In deze zaak heeft eiseres, werkzaam als DTP-operator, gedaagde gedagvaard in kort geding om betaling van achterstallig salaris en overuren te vorderen. Eiseres was sinds 7 september 2000 arbeidsongeschikt door polsklachten, en haar arbeidsongeschiktheidsuitkering eindigde op 11 december 2001. Eiseres heeft gedaagde verzocht om betaling van haar salaris over de periode van 11 december 2001 tot 1 maart 2002, alsook vergoeding voor openstaande overuren en vakantiedagen. Gedaagde heeft betwist dat eiseres recht heeft op deze betalingen, stellende dat eiseres op 11 december 2001 ontslag had genomen door niet te verschijnen op de aangeboden functies. De voorzieningenrechter heeft vastgesteld dat eiseres onvoldoende heeft aangetoond dat zij haar arbeid daadwerkelijk heeft aangeboden na 11 december 2001. De rechter oordeelde dat eiseres niet in haar vorderingen kon worden ontvangen, omdat zij niet aan de voorwaarden voldeed om aanspraak te maken op salaris.

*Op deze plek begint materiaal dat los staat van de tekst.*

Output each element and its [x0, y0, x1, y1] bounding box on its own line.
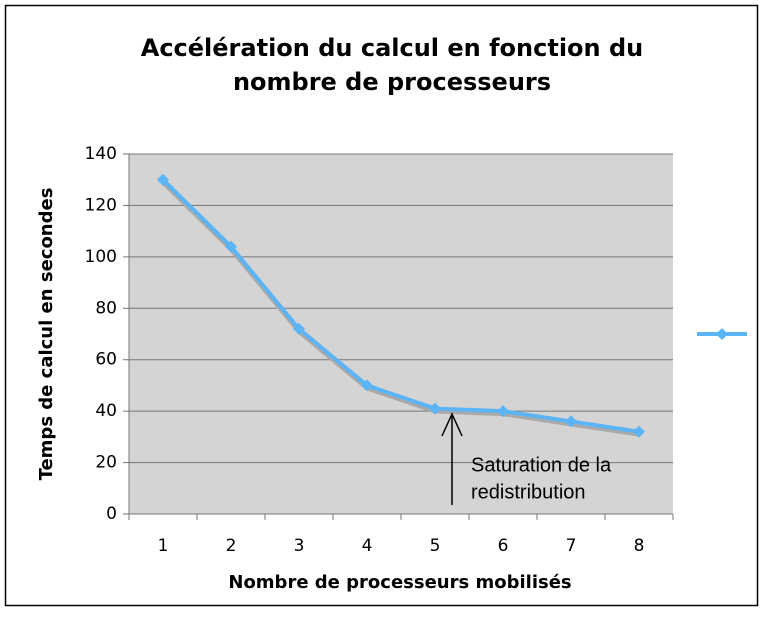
series-marker	[497, 405, 509, 418]
y-tick-label: 80	[95, 298, 117, 318]
x-axis-label: Nombre de processeurs mobilisés	[228, 572, 571, 593]
legend-marker	[716, 328, 728, 340]
x-tick-label: 5	[430, 536, 441, 556]
y-tick-label: 100	[85, 247, 117, 267]
series-marker	[361, 379, 373, 392]
x-tick-label: 8	[634, 536, 645, 556]
series-line	[161, 178, 640, 434]
series-marker	[225, 240, 237, 253]
y-tick-label: 120	[85, 195, 117, 215]
y-tick-label: 140	[85, 144, 117, 164]
annotation: Saturation de la	[471, 454, 612, 476]
series-marker	[633, 425, 645, 438]
x-tick-label: 7	[566, 536, 577, 556]
series-marker	[157, 173, 169, 186]
x-tick-label: 3	[294, 536, 305, 556]
y-axis-label: Temps de calcul en secondes	[36, 188, 57, 481]
x-tick-label: 4	[362, 536, 373, 556]
annotation-arrowhead	[441, 412, 463, 437]
series-marker	[565, 415, 577, 428]
x-tick-label: 6	[498, 536, 509, 556]
chart-title: nombre de processeurs	[233, 68, 551, 96]
chart-title: Accélération du calcul en fonction du	[141, 34, 644, 62]
annotation: redistribution	[471, 481, 586, 503]
y-tick-label: 0	[106, 504, 117, 524]
plot-area	[129, 154, 673, 514]
series-marker	[429, 402, 441, 415]
y-tick-label: 20	[95, 453, 117, 473]
y-tick-label: 60	[95, 350, 117, 370]
y-tick-label: 40	[95, 401, 117, 421]
x-tick-label: 2	[226, 536, 237, 556]
series-marker	[293, 322, 305, 335]
x-tick-label: 1	[158, 536, 169, 556]
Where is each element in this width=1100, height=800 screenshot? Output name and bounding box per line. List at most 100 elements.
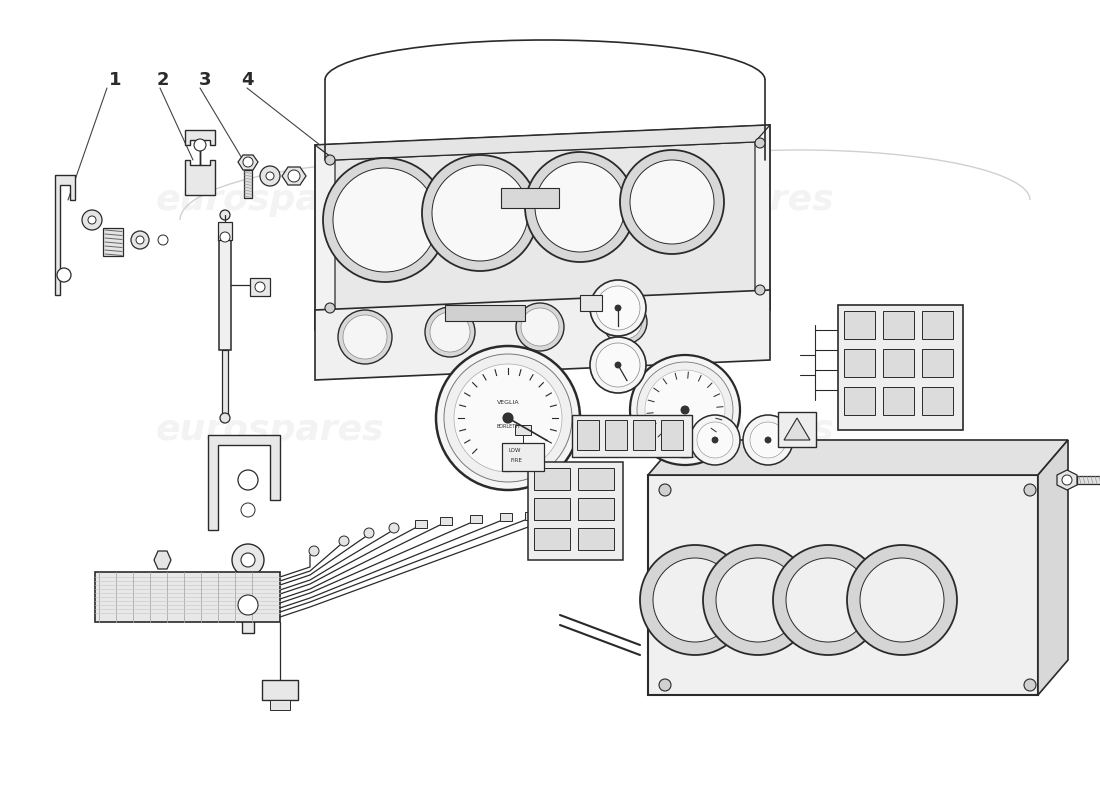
Circle shape [608,305,642,339]
Circle shape [630,160,714,244]
Circle shape [860,558,944,642]
Bar [95,572,280,622]
Bar [838,305,962,430]
Circle shape [516,303,564,351]
Circle shape [630,355,740,465]
Polygon shape [315,290,770,380]
Bar [502,443,544,471]
Circle shape [220,232,230,242]
Circle shape [389,523,399,533]
Bar [242,615,254,633]
Circle shape [690,415,740,465]
Circle shape [454,364,562,472]
Circle shape [430,312,470,352]
Polygon shape [315,125,770,160]
Bar [500,188,559,208]
Bar [883,387,914,415]
Bar [632,420,654,450]
Bar [440,517,452,525]
Circle shape [220,210,230,220]
Circle shape [241,503,255,517]
Text: VEGLIA: VEGLIA [497,401,519,406]
Text: FIRE: FIRE [510,458,521,463]
Circle shape [425,307,475,357]
Bar [244,170,252,198]
Polygon shape [154,551,170,569]
Bar [528,462,623,560]
Circle shape [716,558,800,642]
Circle shape [1062,475,1072,485]
Bar [250,278,270,296]
Bar [844,311,875,339]
Circle shape [590,337,646,393]
Circle shape [615,305,622,311]
Circle shape [596,286,640,330]
Circle shape [603,300,647,344]
Text: eurospares: eurospares [156,183,384,217]
Circle shape [232,544,264,576]
Polygon shape [185,130,214,195]
Circle shape [309,546,319,556]
Circle shape [323,158,447,282]
Circle shape [640,545,750,655]
Circle shape [755,285,764,295]
Circle shape [764,437,771,443]
Circle shape [712,437,718,443]
Circle shape [131,231,149,249]
Circle shape [136,236,144,244]
Bar [222,350,228,415]
Circle shape [238,470,258,490]
Circle shape [243,157,253,167]
Bar [661,420,683,450]
Bar [550,511,562,519]
Circle shape [88,216,96,224]
Circle shape [525,152,635,262]
Text: 1: 1 [109,71,121,89]
Circle shape [255,282,265,292]
Bar [605,420,627,450]
Circle shape [230,587,266,623]
Bar [525,512,537,520]
Circle shape [659,484,671,496]
Bar [922,387,953,415]
Text: eurospares: eurospares [606,413,834,447]
Circle shape [220,413,230,423]
Circle shape [364,528,374,538]
Bar [218,222,232,240]
Text: eurospares: eurospares [156,413,384,447]
Text: 2: 2 [156,71,169,89]
Bar [578,528,614,550]
Bar [883,311,914,339]
Circle shape [615,362,622,368]
Circle shape [681,406,689,414]
Bar [578,420,600,450]
Circle shape [535,162,625,252]
Bar [103,228,123,256]
Text: eurospares: eurospares [606,183,834,217]
Polygon shape [1038,440,1068,695]
Circle shape [703,545,813,655]
Circle shape [742,415,793,465]
Polygon shape [208,435,280,530]
Bar [534,498,570,520]
Circle shape [338,310,392,364]
Circle shape [333,168,437,272]
Circle shape [194,139,206,151]
Circle shape [590,280,646,336]
Circle shape [521,308,559,346]
Bar [922,311,953,339]
Circle shape [266,172,274,180]
Circle shape [158,235,168,245]
Bar [844,349,875,377]
Bar [534,528,570,550]
Bar [883,349,914,377]
Circle shape [1024,679,1036,691]
Bar [580,295,602,311]
Polygon shape [648,440,1068,475]
Circle shape [432,165,528,261]
Polygon shape [238,155,258,170]
Bar [470,515,482,523]
Circle shape [288,170,300,182]
Circle shape [637,362,733,458]
Circle shape [436,346,580,490]
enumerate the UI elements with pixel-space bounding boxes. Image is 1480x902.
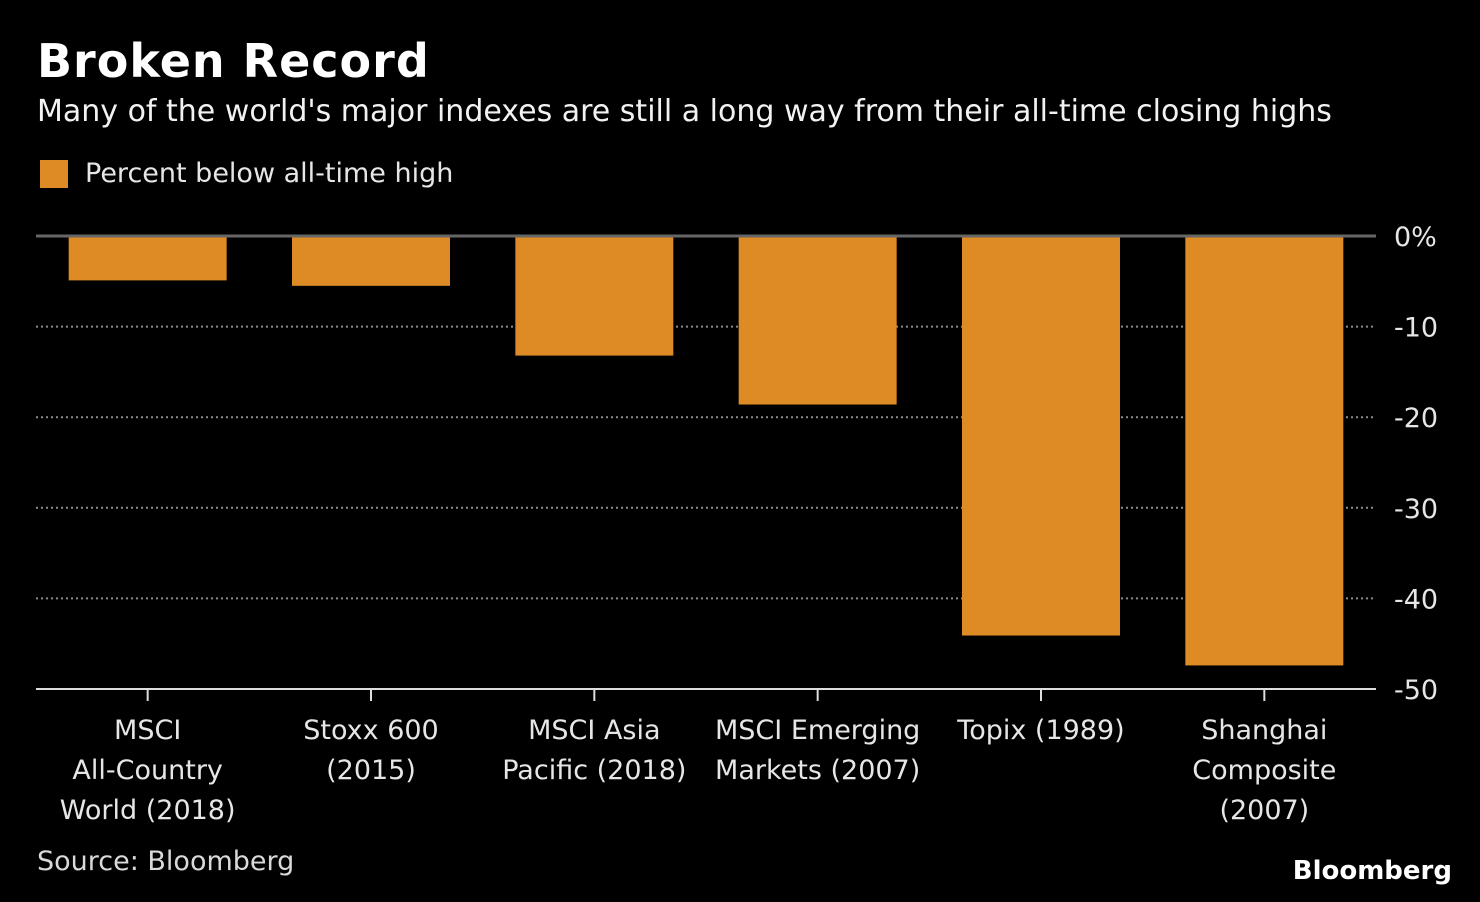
chart-subtitle: Many of the world's major indexes are st… xyxy=(37,94,1332,129)
x-tick-label: MSCI xyxy=(114,715,181,746)
x-tick-label: Pacific (2018) xyxy=(502,755,686,786)
bar xyxy=(515,236,674,356)
y-tick-label: -50 xyxy=(1394,675,1438,706)
bar xyxy=(292,236,450,286)
chart-title: Broken Record xyxy=(37,34,430,88)
x-tick-label: Topix (1989) xyxy=(956,715,1124,746)
x-tick-label: World (2018) xyxy=(60,795,236,826)
x-tick-label: Markets (2007) xyxy=(715,755,920,786)
y-tick-label: -20 xyxy=(1394,403,1438,434)
x-tick-label: (2007) xyxy=(1219,795,1309,826)
legend-label: Percent below all-time high xyxy=(85,158,454,189)
brand-logo: Bloomberg xyxy=(1292,856,1452,886)
y-tick-label: -10 xyxy=(1394,313,1438,344)
x-tick-label: MSCI Emerging xyxy=(715,715,920,746)
x-tick-label: (2015) xyxy=(326,755,416,786)
x-tick-label: Stoxx 600 xyxy=(303,715,439,746)
x-tick-label: Composite xyxy=(1192,755,1336,786)
bar xyxy=(738,236,897,405)
y-tick-label: -30 xyxy=(1394,494,1438,525)
y-tick-label: 0% xyxy=(1394,222,1437,253)
x-tick-label: Shanghai xyxy=(1201,715,1327,746)
bar xyxy=(1185,236,1344,666)
bar xyxy=(68,236,227,281)
source-note: Source: Bloomberg xyxy=(37,846,295,877)
y-tick-label: -40 xyxy=(1394,584,1438,615)
x-tick-label: MSCI Asia xyxy=(528,715,660,746)
legend-swatch xyxy=(40,159,68,188)
legend: Percent below all-time high xyxy=(40,158,453,189)
x-tick-label: All-Country xyxy=(72,755,222,786)
bar xyxy=(962,236,1120,636)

De vorderingen tot betaling van overuren en vakantiedagen werden eveneens afgewezen, omdat er onvoldoende bewijs was voor de hoogte van deze vorderingen. Eiseres werd veroordeeld in de kosten van het geding.

Uitspraak

RECHTBANK TE MAASTRICHT
Zaaknummer: 73434 / KG ZA 02-85
Datum uitspraak: 10 april 2002
VONNIS IN HET KORT GEDING VAN:
[Eiseres],
wonende te Kerkrade,
eiseres bij exploot van dagvaarding in kort geding d.d. 12 maart 2002,
procureur: mr. R.L.E.I. Hamers,
tegen:
[Gedaagde]
gevestigd en kantoor houdende te Maastricht,
gedaagde,
procureur: mr. R.H.G.M. Kerckhoffs
1. Het verloop van de procedure
1.1 Eiseres (hierna: [eiseres]) heeft gedaagde (hierna: [gedaagde]) gedagvaard in kort geding en op de dienende dag, 27 maart 2002, gesteld en gevorderd overeenkomstig de inhoud van die dagvaarding. Ter zitting heeft zij haar vordering, onder verwijzing naar op voorhand ingezonden producties, nader doen toelichten aan de hand van een pleitnota.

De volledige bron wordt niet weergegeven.